The (people) cut around the neck of the whale, beginning at the back of the whale's head; and the one next in rank to Property-Place cuts off a piece of head; a fathom wide, beginning at the cut made by Property-Place, downward to the belly of the whale. The one next in rank cuts a piece of the same width, and all the men receive pieces of the same width as they cut off the blubber crosswise downward. As soon as all the blubber is off, the women cut a hole in the sin side of the whale, and cut off the inside fat. When it is all off, they put it aboard the canoes. Next they cutoff a piece of the tail of the whale; and when it is all off, they go home to their houses.
Then they unload the blubber and put it down above high-water mark. After it has all been taken up, the man takes a short board for cutting blubber. He puts it down, takes the blubber, and puts it on the board to be cut. He measures it so that it is cut in pieces four finger-widths wide. He continues this the whole length of the blubber. After a piece is off, he cuts it crosswise, so that it is half a finger-width thick. After it has all been cut up, he puts the pieces into a kettle for boiling.
She puts the kettle on the fire on the beach to try out the oil. He takes the tongs and stirs it , and he continues stirring it. His wife takes a box and places it by the side of the fire on which the oil is being tried out. She also takes a large shell of a horse-clam. When it boils up, she takes the large clam-shell and skims off the whale-oil and pours it into the box. She only stops when all the whale-oil is off the boiled blubber. Then she takes a large basket, takes the boiled blubber out of the kettle, and puts it into the basket.
When it is all in, she puts it down in the corner of the house. The people also take the oil-boxes at each end and another man puts them down in the corner of the house. (The owner's); wife takes cedar-bark, splits it into long strips, and carries it to the basket containing the boiled blubber, next to which she sits down.
Then she takes out one of the pieces of boiled blubber and she ties it in the middle with the cedar- bark. She takes another one and ties it in the middle. She continues doing so, and does not stop until the strips of split cedar-bark are all used up; and when it is done, it is in this way: [illustration of threaded string of blubber pieces ] Now, the name of the boiled blubber is changed and it is called "tied in the middle." After all this has been done, she hangs up the pieces over the fire of the house, and evaporates them until they are dry.

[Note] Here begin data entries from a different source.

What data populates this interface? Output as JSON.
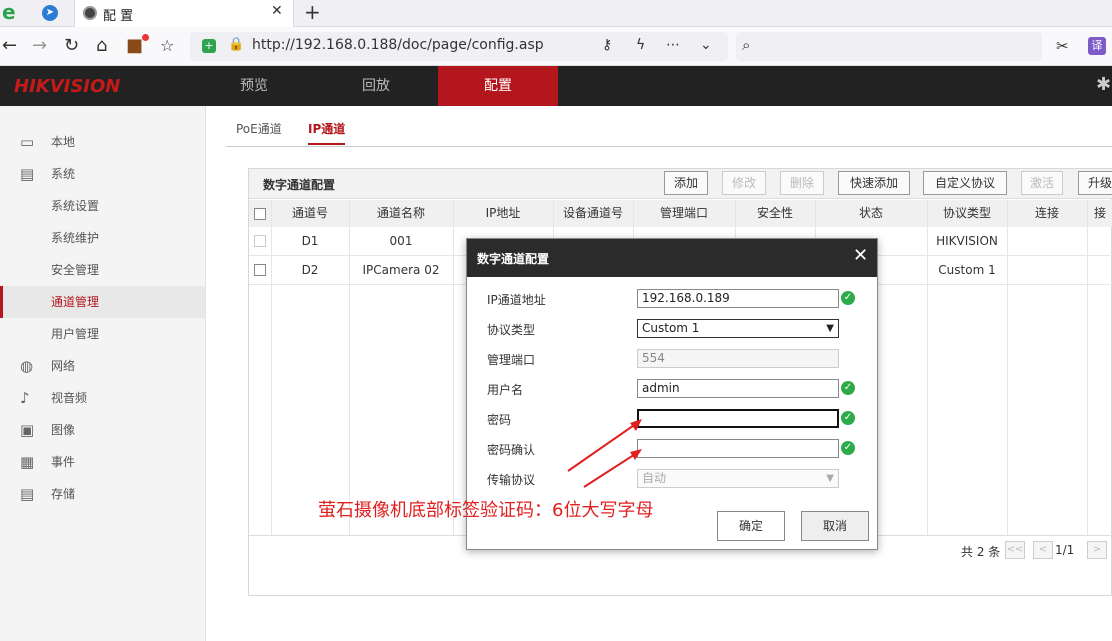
{
  "browser": {
    "tab_title": "配 置",
    "address": "http://192.168.0.188/doc/page/config.asp",
    "translate_label": "译"
  },
  "header": {
    "logo": "HIKVISION",
    "menu": [
      "预览",
      "回放",
      "配置"
    ],
    "active_menu": 2
  },
  "sidebar": {
    "items": [
      {
        "label": "本地",
        "icon": "monitor-icon",
        "sub": false
      },
      {
        "label": "系统",
        "icon": "system-icon",
        "sub": false
      },
      {
        "label": "系统设置",
        "sub": true
      },
      {
        "label": "系统维护",
        "sub": true
      },
      {
        "label": "安全管理",
        "sub": true
      },
      {
        "label": "通道管理",
        "sub": true,
        "selected": true
      },
      {
        "label": "用户管理",
        "sub": true
      },
      {
        "label": "网络",
        "icon": "globe-icon",
        "sub": false
      },
      {
        "label": "视音频",
        "icon": "mic-icon",
        "sub": false
      },
      {
        "label": "图像",
        "icon": "image-icon",
        "sub": false
      },
      {
        "label": "事件",
        "icon": "calendar-icon",
        "sub": false
      },
      {
        "label": "存储",
        "icon": "storage-icon",
        "sub": false
      }
    ]
  },
  "subtabs": [
    "PoE通道",
    "IP通道"
  ],
  "active_subtab": 1,
  "panel": {
    "title": "数字通道配置",
    "toolbar": {
      "add": "添加",
      "modify": "修改",
      "delete": "删除",
      "quick_add": "快速添加",
      "custom_protocol": "自定义协议",
      "activate": "激活",
      "upgrade": "升级"
    },
    "columns": [
      "通道号",
      "通道名称",
      "IP地址",
      "设备通道号",
      "管理端口",
      "安全性",
      "状态",
      "协议类型",
      "连接",
      "接"
    ],
    "rows": [
      {
        "cells": [
          "D1",
          "001",
          "",
          "",
          "",
          "",
          "",
          "HIKVISION",
          "",
          ""
        ]
      },
      {
        "cells": [
          "D2",
          "IPCamera 02",
          "",
          "",
          "",
          "",
          "",
          "Custom 1",
          "",
          ""
        ]
      }
    ],
    "pager": {
      "total": "共 2 条",
      "first": "<<",
      "prev": "<",
      "page": "1/1",
      "next": ">"
    }
  },
  "dialog": {
    "title": "数字通道配置",
    "close": "✕",
    "fields": {
      "ip_label": "IP通道地址",
      "ip_value": "192.168.0.189",
      "protocol_label": "协议类型",
      "protocol_value": "Custom 1",
      "port_label": "管理端口",
      "port_value": "554",
      "user_label": "用户名",
      "user_value": "admin",
      "pwd_label": "密码",
      "pwd_value": "",
      "pwd2_label": "密码确认",
      "pwd2_value": "",
      "transport_label": "传输协议",
      "transport_value": "自动"
    },
    "ok_label": "确定",
    "cancel_label": "取消"
  },
  "annotation": {
    "text": "萤石摄像机底部标签验证码：6位大写字母",
    "color": "#e02020"
  },
  "colors": {
    "accent": "#b3171d",
    "header": "#222222",
    "valid": "#2eaa4a"
  }
}
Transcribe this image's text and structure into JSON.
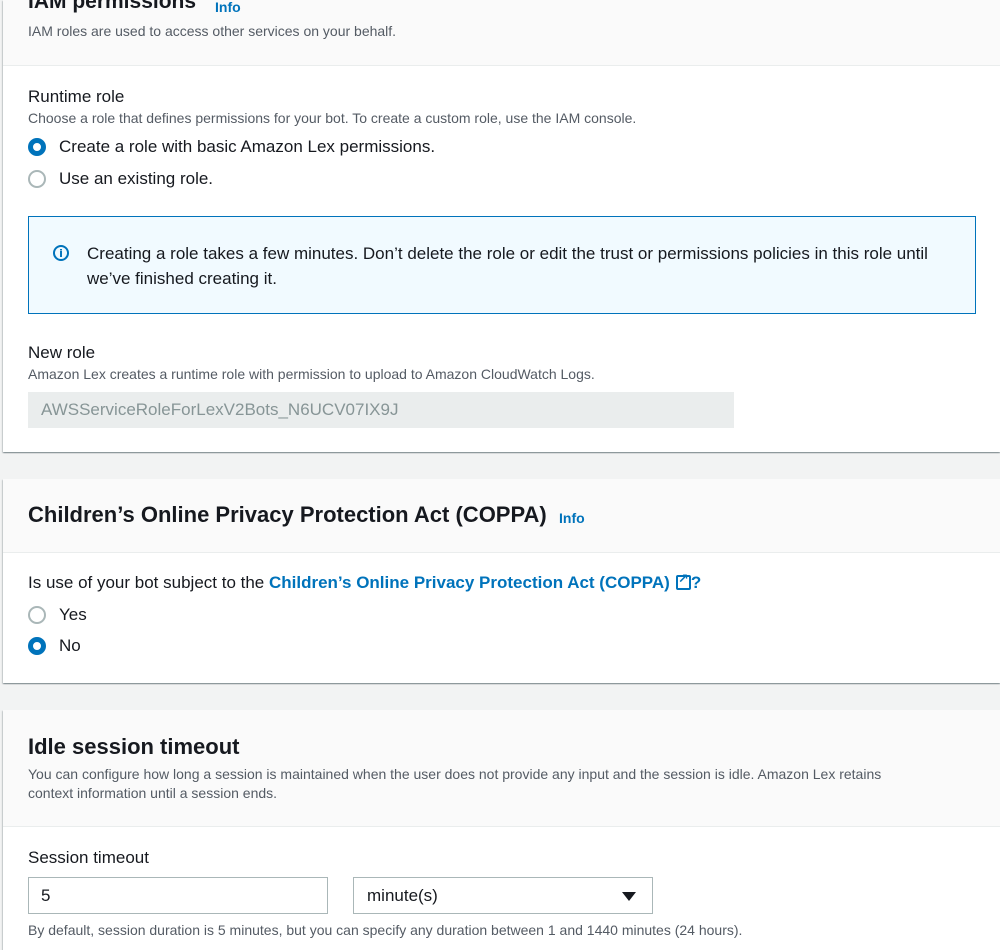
{
  "iam": {
    "title": "IAM permissions",
    "info": "Info",
    "description": "IAM roles are used to access other services on your behalf.",
    "runtime_role_label": "Runtime role",
    "runtime_role_help": "Choose a role that defines permissions for your bot. To create a custom role, use the IAM console.",
    "options": [
      {
        "label": "Create a role with basic Amazon Lex permissions.",
        "selected": true
      },
      {
        "label": "Use an existing role.",
        "selected": false
      }
    ],
    "alert_text": "Creating a role takes a few minutes. Don’t delete the role or edit the trust or permissions policies in this role until we’ve finished creating it.",
    "new_role_label": "New role",
    "new_role_help": "Amazon Lex creates a runtime role with permission to upload to Amazon CloudWatch Logs.",
    "new_role_value": "AWSServiceRoleForLexV2Bots_N6UCV07IX9J"
  },
  "coppa": {
    "title": "Children’s Online Privacy Protection Act (COPPA)",
    "info": "Info",
    "question_prefix": "Is use of your bot subject to the ",
    "question_link": "Children’s Online Privacy Protection Act (COPPA)",
    "question_suffix": "?",
    "options": [
      {
        "label": "Yes",
        "selected": false
      },
      {
        "label": "No",
        "selected": true
      }
    ]
  },
  "idle": {
    "title": "Idle session timeout",
    "description_line1": "You can configure how long a session is maintained when the user does not provide any input and the session is idle. Amazon Lex retains",
    "description_line2": "context information until a session ends.",
    "session_timeout_label": "Session timeout",
    "timeout_value": "5",
    "unit_selected": "minute(s)",
    "help": "By default, session duration is 5 minutes, but you can specify any duration between 1 and 1440 minutes (24 hours)."
  },
  "colors": {
    "accent": "#0073bb",
    "alert_bg": "#f1faff",
    "page_bg": "#f2f3f3"
  }
}
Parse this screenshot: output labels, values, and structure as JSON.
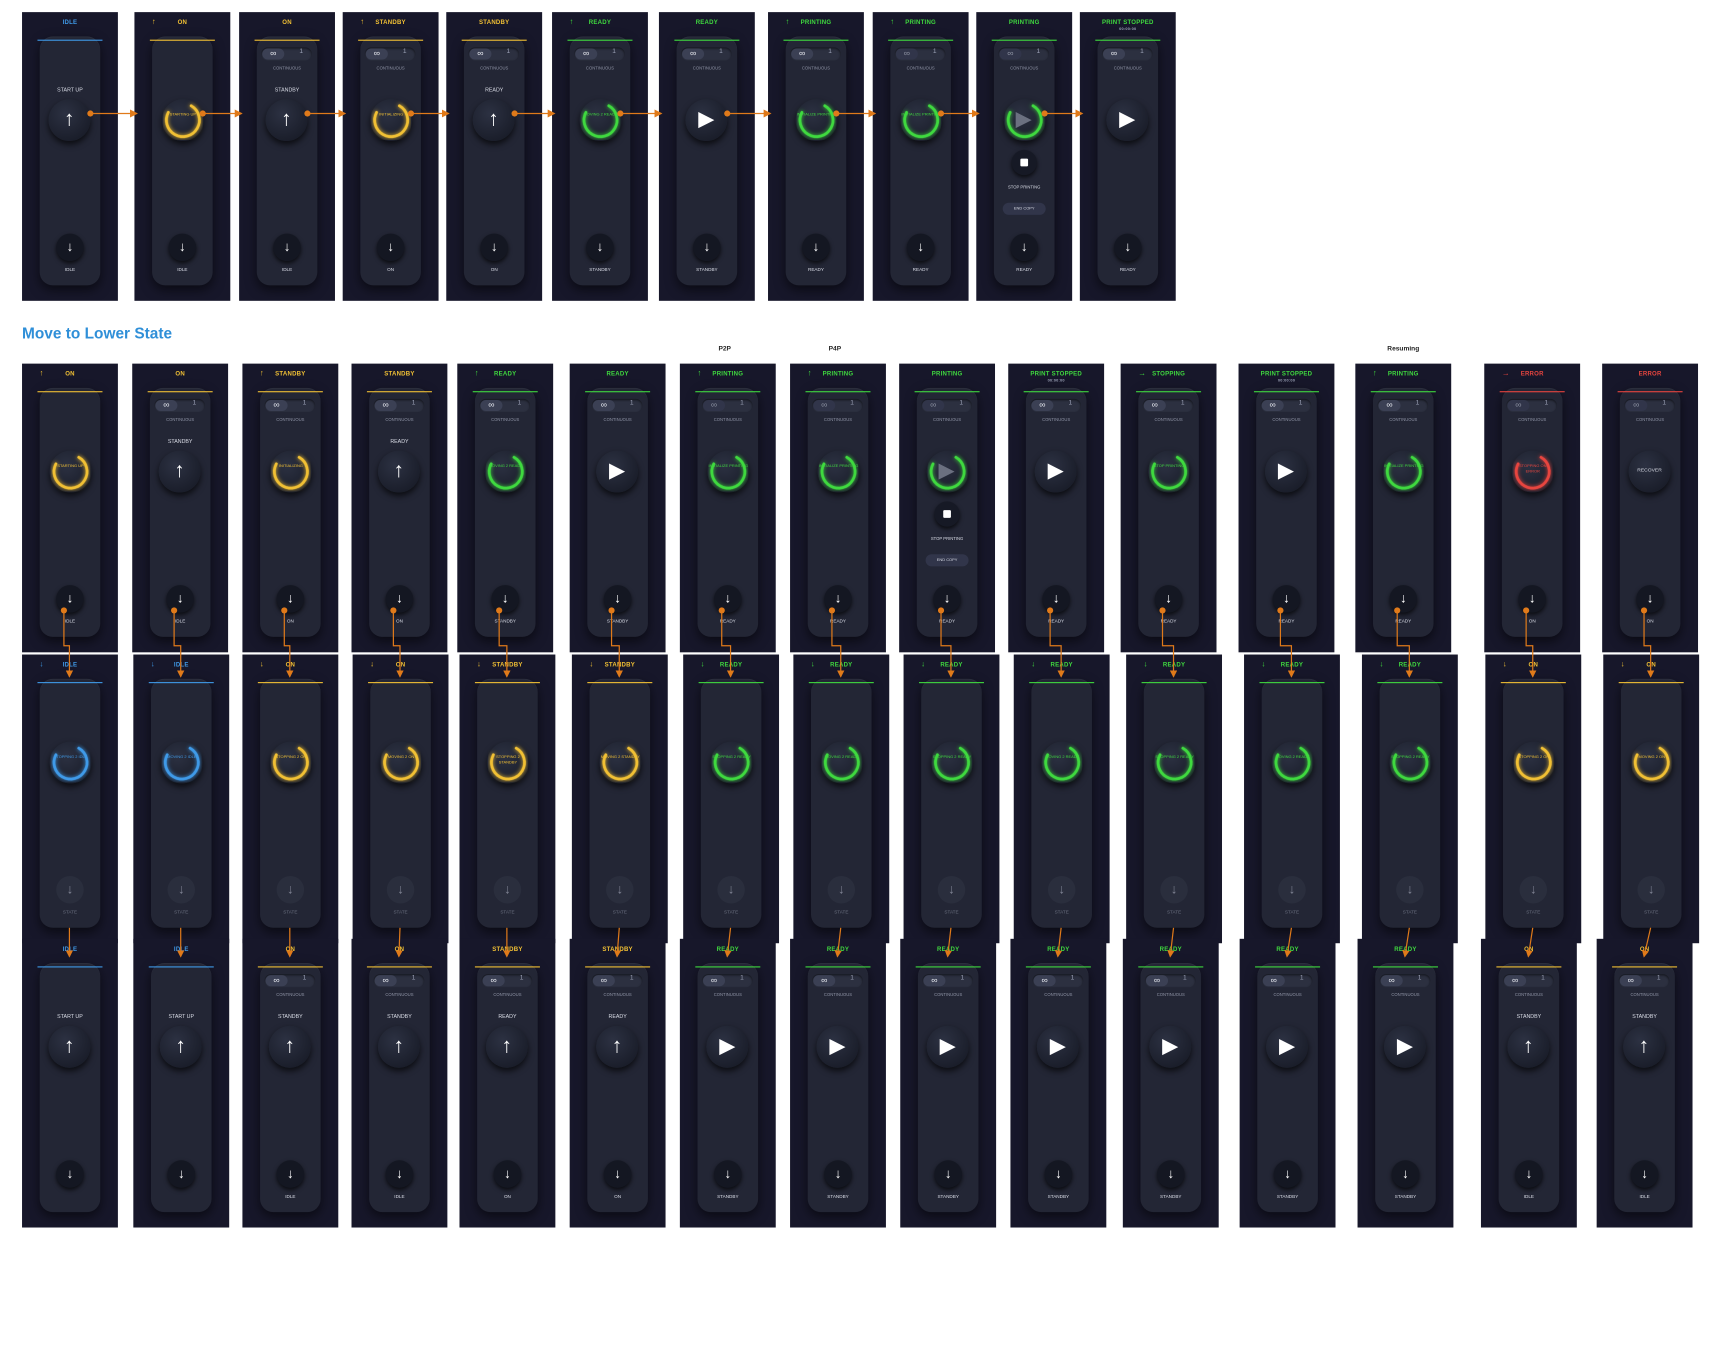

After they have been hanging therefor one month, she takes a small kettle and puts into it one string of blubber tied in the middle, together with the cedar-bark. She pours water on it; and when the water shows on the top, she puts it on the fire. After it has been boiling a long time, she takes it off. She takes a small dish and puts it down near the kettle in which the pieces tied in the middle have been cooked. She takes the tongs and takes hold of the boiled pieces and puts them into the small dish. After she has taken them all out of the kettle, she tries to eat it at once, while it is still hot, for it is tender while it is hot, but it gets tough when it gets cold.
After she has eaten enough, she puts away what is left; and when she wants to eat more, she takes her kettle, pours water into it, and puts it onthe fire of the house. When it begins to boil, she takes it off the fire. She takes the cold pieces of blubber tied in the middle and places them in the hot water; and when she thinks that they are hot, she takes them out with her tongs and places them in small dishes, and they eat it before it gets cold. After she has eaten enough, she puts it away, and she just heats it whenever she wants to eat of it. This is called "eating boiled blubber tied in the middle".